Gadis-gadis di sekolah di Herat, Afghanistan.

Janji dilanggar

Terlepas dari jaminan publik dari Taliban untuk menghormati hak-hak perempuan dan anak perempuan, mereka memulai kembali langkah demi langkah diskriminasi terhadap perempuan dan anak perempuan. Kata Ms. Koofi, mantan anggota tim negosiasi perdamaian dengan Taliban mengatakan bahwa kaum fundamentalis “Jelas mereka tidak menepati janji mereka tentang apa yang mereka katakan kepada kami selama negosiasi, dalam hal penghormatan mereka terhadap hak-hak Islam bagi perempuan”.

Ms. Koofi menambahkan bahwa “Faktanya, apa yang mereka lakukan bertentangan dengan Islam. Agama kita yang indah dimulai dengan membaca.
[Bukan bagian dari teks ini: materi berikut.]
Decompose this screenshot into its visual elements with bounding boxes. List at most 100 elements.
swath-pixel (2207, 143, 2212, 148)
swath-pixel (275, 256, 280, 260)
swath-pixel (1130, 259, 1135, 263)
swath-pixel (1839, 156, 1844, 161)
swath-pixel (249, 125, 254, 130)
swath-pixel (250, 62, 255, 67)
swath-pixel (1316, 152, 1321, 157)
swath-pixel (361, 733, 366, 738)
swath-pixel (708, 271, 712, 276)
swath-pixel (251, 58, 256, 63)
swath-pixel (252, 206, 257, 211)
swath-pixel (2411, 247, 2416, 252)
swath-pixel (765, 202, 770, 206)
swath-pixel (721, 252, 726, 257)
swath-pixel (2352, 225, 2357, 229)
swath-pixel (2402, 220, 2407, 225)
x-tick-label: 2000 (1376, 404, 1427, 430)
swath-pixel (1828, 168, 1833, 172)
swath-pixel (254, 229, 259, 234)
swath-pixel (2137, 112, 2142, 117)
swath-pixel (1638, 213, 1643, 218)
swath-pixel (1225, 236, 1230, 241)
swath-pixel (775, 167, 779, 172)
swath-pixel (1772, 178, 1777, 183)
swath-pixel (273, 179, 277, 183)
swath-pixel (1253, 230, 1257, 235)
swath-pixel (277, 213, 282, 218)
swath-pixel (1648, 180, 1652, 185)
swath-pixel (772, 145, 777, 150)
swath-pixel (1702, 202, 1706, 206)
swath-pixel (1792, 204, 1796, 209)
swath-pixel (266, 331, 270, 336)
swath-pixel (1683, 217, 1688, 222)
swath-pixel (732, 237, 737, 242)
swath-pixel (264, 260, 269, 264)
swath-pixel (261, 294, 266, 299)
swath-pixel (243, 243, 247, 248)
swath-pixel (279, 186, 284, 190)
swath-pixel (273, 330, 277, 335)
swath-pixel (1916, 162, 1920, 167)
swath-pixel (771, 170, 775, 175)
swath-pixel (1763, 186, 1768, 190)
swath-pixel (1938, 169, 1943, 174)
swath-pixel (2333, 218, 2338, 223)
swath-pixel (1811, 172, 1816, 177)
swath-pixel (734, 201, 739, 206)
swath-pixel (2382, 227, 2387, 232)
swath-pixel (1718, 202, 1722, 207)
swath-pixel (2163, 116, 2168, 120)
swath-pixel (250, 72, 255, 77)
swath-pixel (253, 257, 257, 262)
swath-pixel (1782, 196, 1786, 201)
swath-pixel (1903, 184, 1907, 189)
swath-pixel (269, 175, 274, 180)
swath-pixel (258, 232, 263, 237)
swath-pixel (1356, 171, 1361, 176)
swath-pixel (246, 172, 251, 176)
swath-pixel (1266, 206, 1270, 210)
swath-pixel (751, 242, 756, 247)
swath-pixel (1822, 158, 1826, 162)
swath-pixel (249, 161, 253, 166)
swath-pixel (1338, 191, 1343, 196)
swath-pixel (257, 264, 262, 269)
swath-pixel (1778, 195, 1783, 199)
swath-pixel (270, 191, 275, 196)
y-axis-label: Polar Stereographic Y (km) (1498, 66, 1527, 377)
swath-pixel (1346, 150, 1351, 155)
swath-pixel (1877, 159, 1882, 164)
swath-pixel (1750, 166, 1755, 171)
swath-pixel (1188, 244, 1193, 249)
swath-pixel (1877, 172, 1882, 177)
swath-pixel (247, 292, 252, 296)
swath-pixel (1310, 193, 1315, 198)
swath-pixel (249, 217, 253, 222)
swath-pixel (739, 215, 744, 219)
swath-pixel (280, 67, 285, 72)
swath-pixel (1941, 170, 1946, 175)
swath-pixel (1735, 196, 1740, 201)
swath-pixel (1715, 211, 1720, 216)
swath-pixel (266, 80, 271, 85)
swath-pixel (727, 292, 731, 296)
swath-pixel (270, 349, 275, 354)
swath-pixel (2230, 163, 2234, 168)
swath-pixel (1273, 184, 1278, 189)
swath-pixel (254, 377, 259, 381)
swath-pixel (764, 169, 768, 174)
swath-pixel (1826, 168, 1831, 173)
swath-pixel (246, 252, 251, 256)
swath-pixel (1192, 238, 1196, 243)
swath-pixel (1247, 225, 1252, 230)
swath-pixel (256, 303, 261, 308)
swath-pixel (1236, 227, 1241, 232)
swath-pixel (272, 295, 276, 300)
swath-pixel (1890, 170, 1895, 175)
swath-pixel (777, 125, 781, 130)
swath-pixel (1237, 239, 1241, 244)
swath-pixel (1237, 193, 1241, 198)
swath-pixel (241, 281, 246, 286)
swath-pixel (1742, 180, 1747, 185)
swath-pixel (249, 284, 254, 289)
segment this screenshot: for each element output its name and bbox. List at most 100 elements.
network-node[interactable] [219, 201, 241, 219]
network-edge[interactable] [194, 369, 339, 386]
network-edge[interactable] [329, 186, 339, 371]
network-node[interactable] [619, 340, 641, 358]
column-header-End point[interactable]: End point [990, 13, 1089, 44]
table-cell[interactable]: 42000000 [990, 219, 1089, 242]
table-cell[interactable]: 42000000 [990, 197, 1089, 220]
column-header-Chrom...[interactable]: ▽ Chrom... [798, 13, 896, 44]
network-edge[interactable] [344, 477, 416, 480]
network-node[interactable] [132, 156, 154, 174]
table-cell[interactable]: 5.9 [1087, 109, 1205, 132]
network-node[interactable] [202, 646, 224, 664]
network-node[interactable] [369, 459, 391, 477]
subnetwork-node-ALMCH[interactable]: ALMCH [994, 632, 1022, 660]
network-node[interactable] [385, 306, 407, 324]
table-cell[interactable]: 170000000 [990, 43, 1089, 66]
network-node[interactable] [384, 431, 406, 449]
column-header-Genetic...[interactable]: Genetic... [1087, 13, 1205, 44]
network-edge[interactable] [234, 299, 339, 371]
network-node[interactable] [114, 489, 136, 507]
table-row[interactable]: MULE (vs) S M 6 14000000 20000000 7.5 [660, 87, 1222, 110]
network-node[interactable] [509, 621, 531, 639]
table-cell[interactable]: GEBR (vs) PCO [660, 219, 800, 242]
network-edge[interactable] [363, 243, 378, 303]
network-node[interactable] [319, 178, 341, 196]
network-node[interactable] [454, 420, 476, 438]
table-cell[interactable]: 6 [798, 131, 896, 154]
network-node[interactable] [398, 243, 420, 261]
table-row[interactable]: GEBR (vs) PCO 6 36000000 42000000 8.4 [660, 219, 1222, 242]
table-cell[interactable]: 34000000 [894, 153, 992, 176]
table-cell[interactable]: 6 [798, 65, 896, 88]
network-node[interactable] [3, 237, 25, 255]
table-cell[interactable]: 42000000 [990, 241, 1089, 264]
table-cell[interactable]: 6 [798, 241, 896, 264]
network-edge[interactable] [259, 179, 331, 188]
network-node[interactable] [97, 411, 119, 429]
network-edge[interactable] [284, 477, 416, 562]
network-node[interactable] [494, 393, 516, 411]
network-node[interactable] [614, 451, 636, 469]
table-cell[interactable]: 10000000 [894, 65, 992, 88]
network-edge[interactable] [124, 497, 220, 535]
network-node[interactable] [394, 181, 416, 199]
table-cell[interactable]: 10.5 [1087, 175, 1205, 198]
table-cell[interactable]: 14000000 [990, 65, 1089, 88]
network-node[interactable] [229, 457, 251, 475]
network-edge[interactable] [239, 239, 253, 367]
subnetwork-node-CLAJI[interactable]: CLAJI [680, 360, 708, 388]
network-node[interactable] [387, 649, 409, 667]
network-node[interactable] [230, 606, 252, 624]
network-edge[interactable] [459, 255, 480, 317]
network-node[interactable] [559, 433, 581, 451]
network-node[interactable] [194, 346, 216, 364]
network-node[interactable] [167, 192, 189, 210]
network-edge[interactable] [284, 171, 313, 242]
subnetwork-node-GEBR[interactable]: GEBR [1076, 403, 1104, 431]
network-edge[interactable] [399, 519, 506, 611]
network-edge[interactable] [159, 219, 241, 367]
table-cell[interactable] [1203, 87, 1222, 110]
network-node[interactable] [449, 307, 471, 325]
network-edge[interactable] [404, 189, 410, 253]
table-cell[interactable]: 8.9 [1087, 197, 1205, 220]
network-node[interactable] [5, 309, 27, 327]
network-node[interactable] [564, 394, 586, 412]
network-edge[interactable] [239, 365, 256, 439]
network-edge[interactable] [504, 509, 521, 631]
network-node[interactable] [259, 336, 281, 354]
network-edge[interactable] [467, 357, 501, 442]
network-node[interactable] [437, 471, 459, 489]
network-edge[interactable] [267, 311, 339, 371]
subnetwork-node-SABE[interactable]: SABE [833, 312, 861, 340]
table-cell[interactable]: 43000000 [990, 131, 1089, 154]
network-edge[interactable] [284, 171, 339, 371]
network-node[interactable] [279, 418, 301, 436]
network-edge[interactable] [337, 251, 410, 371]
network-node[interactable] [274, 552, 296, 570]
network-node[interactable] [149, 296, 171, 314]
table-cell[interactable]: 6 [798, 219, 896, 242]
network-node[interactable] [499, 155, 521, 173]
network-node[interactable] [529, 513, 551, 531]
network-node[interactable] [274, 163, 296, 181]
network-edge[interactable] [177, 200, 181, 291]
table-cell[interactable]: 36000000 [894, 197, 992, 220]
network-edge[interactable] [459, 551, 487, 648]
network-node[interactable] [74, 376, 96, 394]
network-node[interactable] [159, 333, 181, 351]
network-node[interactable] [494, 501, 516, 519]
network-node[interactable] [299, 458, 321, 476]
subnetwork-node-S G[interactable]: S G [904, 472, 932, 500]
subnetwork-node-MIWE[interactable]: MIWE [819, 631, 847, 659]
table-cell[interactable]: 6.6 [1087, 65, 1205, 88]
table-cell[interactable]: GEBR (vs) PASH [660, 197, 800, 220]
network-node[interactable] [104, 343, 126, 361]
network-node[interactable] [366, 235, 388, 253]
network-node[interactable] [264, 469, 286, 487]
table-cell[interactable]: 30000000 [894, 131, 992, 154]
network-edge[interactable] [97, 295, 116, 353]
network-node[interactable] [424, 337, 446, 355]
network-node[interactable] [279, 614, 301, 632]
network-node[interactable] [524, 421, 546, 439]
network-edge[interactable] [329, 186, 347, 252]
Tapi hari ini, Taliban dengan nama agama yang sama, menghalangi 55 persen masyarakat untuk bersekolah”.

Tanggapan Afganistan

Untuk Nasir Andisha, Duta Besar dan Wakil Tetap Afghanistan untuk PBB di Jenewa, “Situasi perempuan dan anak perempuan di Afghanistan menuntut tidak kurang dari mekanisme pemantauan yang kuat untuk mengumpulkan, mengkonsolidasikan, dan menganalisis bukti pelanggaran, untuk mendokumentasikan dan memverifikasi informasi, untuk mengidentifikasi mereka yang bertanggung jawab untuk mempromosikan akuntabilitas dan pemulihan bagi para korban, dan untuk membuat rekomendasi. untuk pencegahan yang efektif untuk pelanggaran di masa depan”.

Sebuah rancangan resolusi tentang situasi perempuan dan anak perempuan di Afghanistan sedang dirundingkan di Dewan Hak Asasi Manusia dan akan dipertimbangkan pada 7 Juli.